Earth to Eve: From Amy, I’ve always carried her unapologetic honesty. Her lyricism feels like reading someone’s diary or being on a FaceTime call, and I try to bring that same intimacy and rawness into my work. Nina Simone’s influence shows up in her melodic complexity and the way she used her voice as an instrument, biting, soulful, evocative. She pushed the emotional boundaries of what the voice could do, and that’s something I’ve always admired and consistently try to integrate into my own music.
Ren is a master storyteller. He prioritizes narrative above genre, and that’s something I deeply connect with. He’s influenced me to let each song dictate its own production; sometimes it's orchestral, sometimes hip-hop, sometimes something else entirely.

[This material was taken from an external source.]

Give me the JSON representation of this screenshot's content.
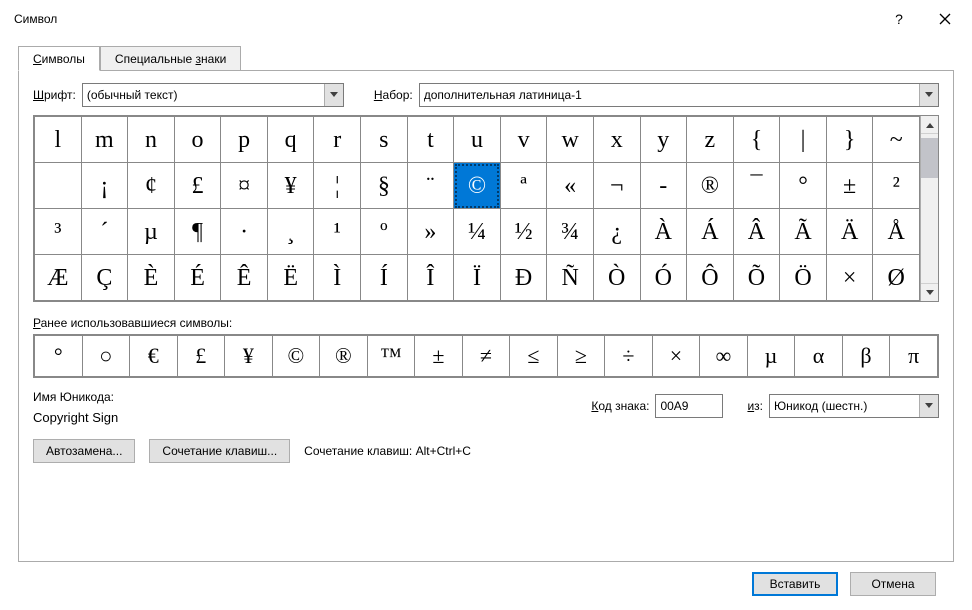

This versatility is a large part of who I am as an artist, and this approach of asking each song what it needs versus trying to fit it into a pre-existing box or sound has helped me create some really unique genre-fusions I otherwise wouldn’t have experimented with. What ties all three together is that they mastered their craft, a balance of technical skill, soul, and fearless experimentation. That’s the foundation I’m trying to build on as I find my own voice and my own lane.
Because you film and edit every piece of content, you are also directing how people first encounter your songs. How does the visual side of your work feed back into the way you write and produce?
Earth to Eve: A lot of times, the visuals arrive simultaneously with the production. I’ll be working on a track and suddenly think, ‘Oh, this little cutout into the chorus would make an insane visual transition.’ My sense of rhythm and pacing has been shaped by editing short-form content. Trying to tell a compelling story in 30 to 60 seconds forces you to think differently about dynamics, tension, and release. It’s made me much more intentional about contrast, about when to strip things back and when to overwhelm the senses. The visuals and the sound operate in a loop; one feeds the other.
Looking at the world you are building as Earth to Eve, what kind of chapter do you hope “NO KINGS” represents when you look back on this era a few years from now?
Earth to Eve: I hope it marks the beginning of my “no-bullshit” era. The moment I stopped holding back and started standing firmly in my beliefs. “NO KINGS” is protest music for the digital age, a refusal to stay silent in the face of cruelty and corruption. If anything, I hope this chapter becomes a vehicle for information, a soundtrack for the rage, grief, and exhaustion so many of us are feeling. I don’t really control what I write. I sit down, and whatever’s been festering in my mind spills out. Given the constant barrage of information and horrifying headlines, I’ve been finding myself writing more and more about the state of the world, and more specifically, this country. But all in all, if this era represents anything, I want it to be honesty without fear and art without apology.